Working age people (including those recently retired and students)

Good

Updated 8 July 2016

The practice is rated as good for the care of working-age people (including those recently retired and students).

  • The needs of the working age population, those recently retired and students had been identified and the practice had adjusted the services it offered to ensure these were accessible, flexible and offered continuity of care.

  • The practice was proactive in offering online services as well as a full range of health promotion and screening that reflects the needs for this age group.

People experiencing poor mental health (including people with dementia)

Good

Updated 8 July 2016

The practice is rated as good for the care of people experiencing poor mental health (including people living with dementia).

  • 87% of patients diagnosed with dementia that had their care reviewed in a face to face meeting in the last 12 months, which is comparable to the national average at 84%.

  • 96% of patients with schizophrenia, bipolar affective disorder and other psychoses who had a comprehensive, agreed care plan documented in the record, in the preceding 12 months (01/04/2014 to 31/03/2015) which is higher than the national average of 89%.

  • The practice regularly worked with multi-disciplinary teams in the case management of patients experiencing poor mental health, including those living with dementia.

  • The practice carried out advance care planning for patients living with dementia.

  • The practice had told patients experiencing poor mental health about how to access various support groups and voluntary organisations.

  • The practice had a system in place to follow up patients who had attended accident and emergency where they may have been experiencing poor mental health.

  • Staff had a good understanding of how to support patients with mental health needs and those living with dementia.

People whose circumstances may make them vulnerable

Good

Updated 8 July 2016

The practice is rated as good for the care of people whose circumstances may make them vulnerable.

  • The practice held a register of patients living in vulnerable circumstances including homeless patients and those with a learning disability.

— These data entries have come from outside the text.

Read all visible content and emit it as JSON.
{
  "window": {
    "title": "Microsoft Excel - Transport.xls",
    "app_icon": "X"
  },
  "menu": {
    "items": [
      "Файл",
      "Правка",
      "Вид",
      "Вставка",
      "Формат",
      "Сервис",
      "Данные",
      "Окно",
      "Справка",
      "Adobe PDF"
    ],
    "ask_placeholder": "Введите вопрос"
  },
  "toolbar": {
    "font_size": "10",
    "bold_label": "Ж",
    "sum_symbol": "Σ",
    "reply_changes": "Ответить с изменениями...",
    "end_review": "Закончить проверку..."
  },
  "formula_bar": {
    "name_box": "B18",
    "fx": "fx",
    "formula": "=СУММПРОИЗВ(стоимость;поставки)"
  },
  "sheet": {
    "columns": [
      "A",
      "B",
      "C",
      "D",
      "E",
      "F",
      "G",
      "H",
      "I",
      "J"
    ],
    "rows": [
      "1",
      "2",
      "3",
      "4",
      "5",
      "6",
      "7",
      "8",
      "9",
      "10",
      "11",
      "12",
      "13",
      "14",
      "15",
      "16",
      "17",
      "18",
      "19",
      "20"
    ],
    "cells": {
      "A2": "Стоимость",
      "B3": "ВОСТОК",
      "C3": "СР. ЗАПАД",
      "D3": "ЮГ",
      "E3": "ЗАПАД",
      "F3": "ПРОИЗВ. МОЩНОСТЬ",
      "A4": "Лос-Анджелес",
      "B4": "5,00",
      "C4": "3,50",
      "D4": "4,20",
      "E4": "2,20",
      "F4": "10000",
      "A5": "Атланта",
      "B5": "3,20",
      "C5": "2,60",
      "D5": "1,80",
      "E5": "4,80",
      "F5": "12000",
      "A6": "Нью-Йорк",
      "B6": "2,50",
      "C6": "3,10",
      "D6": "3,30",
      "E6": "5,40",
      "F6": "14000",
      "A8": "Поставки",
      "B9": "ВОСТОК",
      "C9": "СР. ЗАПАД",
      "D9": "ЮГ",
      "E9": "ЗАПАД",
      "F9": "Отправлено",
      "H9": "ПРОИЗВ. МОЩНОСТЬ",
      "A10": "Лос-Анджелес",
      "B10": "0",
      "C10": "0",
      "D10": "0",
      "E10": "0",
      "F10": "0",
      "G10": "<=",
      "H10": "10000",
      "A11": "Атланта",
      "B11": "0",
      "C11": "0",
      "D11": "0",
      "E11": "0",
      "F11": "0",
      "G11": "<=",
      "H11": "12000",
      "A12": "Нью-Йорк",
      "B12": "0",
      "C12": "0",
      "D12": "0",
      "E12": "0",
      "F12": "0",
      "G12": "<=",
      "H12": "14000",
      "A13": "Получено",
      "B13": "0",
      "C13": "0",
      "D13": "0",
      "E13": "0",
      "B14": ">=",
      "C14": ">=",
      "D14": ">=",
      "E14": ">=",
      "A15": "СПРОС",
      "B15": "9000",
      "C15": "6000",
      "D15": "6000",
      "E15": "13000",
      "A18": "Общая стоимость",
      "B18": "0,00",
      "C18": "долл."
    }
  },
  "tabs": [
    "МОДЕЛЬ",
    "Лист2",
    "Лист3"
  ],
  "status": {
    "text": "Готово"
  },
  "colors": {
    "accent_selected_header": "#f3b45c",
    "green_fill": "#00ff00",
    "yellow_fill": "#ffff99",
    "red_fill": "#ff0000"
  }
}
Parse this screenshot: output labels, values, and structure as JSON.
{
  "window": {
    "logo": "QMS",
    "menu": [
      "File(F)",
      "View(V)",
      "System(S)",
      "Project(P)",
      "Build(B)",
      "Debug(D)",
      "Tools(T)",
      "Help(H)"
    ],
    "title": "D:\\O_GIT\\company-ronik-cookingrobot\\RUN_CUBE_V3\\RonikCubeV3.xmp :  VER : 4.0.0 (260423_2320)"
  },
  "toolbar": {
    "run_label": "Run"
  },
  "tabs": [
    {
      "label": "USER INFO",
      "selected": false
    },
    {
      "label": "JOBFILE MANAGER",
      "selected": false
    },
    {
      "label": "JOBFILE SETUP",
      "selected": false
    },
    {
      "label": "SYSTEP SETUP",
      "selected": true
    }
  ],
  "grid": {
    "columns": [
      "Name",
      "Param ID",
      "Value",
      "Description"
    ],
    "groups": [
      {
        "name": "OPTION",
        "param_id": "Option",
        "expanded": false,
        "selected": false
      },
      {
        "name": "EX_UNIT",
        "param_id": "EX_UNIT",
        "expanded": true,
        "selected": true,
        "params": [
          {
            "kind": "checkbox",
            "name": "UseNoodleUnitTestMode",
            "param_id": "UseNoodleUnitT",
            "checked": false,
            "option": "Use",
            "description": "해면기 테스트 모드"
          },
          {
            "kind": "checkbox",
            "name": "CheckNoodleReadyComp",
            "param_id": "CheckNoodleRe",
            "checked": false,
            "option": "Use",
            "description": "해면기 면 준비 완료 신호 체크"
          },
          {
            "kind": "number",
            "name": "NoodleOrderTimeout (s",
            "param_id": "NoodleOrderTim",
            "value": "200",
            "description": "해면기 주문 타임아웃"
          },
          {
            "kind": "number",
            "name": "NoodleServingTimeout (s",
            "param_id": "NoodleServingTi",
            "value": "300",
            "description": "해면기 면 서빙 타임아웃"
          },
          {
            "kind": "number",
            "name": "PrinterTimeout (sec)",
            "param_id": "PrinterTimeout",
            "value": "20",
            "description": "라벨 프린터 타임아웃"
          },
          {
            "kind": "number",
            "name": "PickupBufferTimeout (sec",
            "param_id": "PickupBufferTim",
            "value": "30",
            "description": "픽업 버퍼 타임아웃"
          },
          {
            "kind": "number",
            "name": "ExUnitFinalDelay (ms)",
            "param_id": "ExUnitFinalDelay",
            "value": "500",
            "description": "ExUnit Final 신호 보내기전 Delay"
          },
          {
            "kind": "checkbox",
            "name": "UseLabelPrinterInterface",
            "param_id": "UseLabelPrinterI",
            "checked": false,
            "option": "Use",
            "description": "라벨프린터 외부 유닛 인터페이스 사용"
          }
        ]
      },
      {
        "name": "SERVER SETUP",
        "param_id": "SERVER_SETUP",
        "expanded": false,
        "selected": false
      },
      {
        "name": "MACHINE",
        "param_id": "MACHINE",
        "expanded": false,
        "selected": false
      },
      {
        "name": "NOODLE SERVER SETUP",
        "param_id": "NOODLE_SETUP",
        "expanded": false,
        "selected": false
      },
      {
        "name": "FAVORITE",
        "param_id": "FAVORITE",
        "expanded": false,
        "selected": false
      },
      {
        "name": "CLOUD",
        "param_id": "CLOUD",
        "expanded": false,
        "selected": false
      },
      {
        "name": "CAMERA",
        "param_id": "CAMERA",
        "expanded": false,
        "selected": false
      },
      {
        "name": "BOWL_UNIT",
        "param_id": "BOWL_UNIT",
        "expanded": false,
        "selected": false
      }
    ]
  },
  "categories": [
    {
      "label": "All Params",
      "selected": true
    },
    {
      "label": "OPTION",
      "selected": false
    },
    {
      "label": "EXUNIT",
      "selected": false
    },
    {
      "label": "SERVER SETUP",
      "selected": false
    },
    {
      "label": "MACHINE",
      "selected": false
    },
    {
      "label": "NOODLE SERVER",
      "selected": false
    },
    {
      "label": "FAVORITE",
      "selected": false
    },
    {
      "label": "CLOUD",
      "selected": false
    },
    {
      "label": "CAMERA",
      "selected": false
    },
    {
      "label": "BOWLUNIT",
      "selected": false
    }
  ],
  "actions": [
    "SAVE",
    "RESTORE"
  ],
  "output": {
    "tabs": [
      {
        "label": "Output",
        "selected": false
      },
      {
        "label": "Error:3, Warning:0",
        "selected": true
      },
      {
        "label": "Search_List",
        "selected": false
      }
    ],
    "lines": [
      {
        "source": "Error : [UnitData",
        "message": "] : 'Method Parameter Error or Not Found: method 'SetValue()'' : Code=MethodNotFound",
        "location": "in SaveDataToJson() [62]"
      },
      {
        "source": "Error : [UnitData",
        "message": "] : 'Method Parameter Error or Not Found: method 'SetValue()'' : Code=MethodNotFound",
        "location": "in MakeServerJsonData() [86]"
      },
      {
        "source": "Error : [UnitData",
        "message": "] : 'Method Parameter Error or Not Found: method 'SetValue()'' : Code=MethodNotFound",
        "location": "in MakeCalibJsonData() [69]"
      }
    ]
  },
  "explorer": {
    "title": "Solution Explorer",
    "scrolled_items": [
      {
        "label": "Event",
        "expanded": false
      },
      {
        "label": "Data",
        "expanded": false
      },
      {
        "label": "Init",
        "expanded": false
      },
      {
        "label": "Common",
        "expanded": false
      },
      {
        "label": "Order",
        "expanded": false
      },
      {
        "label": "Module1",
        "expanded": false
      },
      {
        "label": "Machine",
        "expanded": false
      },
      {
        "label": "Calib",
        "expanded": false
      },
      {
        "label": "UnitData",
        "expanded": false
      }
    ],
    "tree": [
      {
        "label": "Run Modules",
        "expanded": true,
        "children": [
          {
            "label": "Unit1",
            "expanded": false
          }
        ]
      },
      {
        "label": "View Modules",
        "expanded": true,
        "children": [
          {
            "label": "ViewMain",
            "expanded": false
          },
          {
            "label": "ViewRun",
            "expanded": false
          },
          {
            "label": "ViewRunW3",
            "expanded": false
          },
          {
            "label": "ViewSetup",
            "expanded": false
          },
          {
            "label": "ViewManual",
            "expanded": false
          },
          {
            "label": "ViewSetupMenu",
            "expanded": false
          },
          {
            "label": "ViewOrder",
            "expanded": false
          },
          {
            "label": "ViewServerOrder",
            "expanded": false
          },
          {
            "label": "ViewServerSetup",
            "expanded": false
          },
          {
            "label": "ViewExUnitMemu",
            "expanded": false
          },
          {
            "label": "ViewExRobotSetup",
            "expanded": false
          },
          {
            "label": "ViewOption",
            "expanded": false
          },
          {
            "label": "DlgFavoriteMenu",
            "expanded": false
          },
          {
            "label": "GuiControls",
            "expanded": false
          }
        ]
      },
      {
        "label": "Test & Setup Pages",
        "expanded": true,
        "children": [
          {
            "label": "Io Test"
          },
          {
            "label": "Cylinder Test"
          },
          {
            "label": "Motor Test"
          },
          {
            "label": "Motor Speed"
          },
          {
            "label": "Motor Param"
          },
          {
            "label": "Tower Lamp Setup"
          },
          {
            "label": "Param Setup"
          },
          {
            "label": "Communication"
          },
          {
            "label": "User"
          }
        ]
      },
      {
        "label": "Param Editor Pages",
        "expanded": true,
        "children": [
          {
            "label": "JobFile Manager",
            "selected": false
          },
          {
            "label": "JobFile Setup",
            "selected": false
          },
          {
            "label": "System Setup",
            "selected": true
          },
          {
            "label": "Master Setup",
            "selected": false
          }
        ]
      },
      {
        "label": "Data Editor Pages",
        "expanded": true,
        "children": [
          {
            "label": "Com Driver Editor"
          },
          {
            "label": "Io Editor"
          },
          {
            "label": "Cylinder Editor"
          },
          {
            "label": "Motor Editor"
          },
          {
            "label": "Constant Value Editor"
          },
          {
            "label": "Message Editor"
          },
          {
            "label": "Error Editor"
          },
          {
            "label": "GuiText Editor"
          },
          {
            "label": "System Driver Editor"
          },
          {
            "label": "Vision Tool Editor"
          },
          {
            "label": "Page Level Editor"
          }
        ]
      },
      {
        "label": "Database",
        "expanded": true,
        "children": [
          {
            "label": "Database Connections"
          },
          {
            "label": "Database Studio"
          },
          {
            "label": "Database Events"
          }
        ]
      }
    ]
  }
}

  • The practice offered longer appointments for patients with a learning disability.

  • The practice regularly worked with other health care professionals in the case management of vulnerable patients.

  • The practice informed vulnerable patients about how to access various support groups and voluntary organisations.

  • Staff knew how to recognise signs of abuse in vulnerable adults and children. Staff were aware of their responsibilities regarding information sharing, documentation of safeguarding concerns and how to contact relevant agencies in normal working hours and out of hours.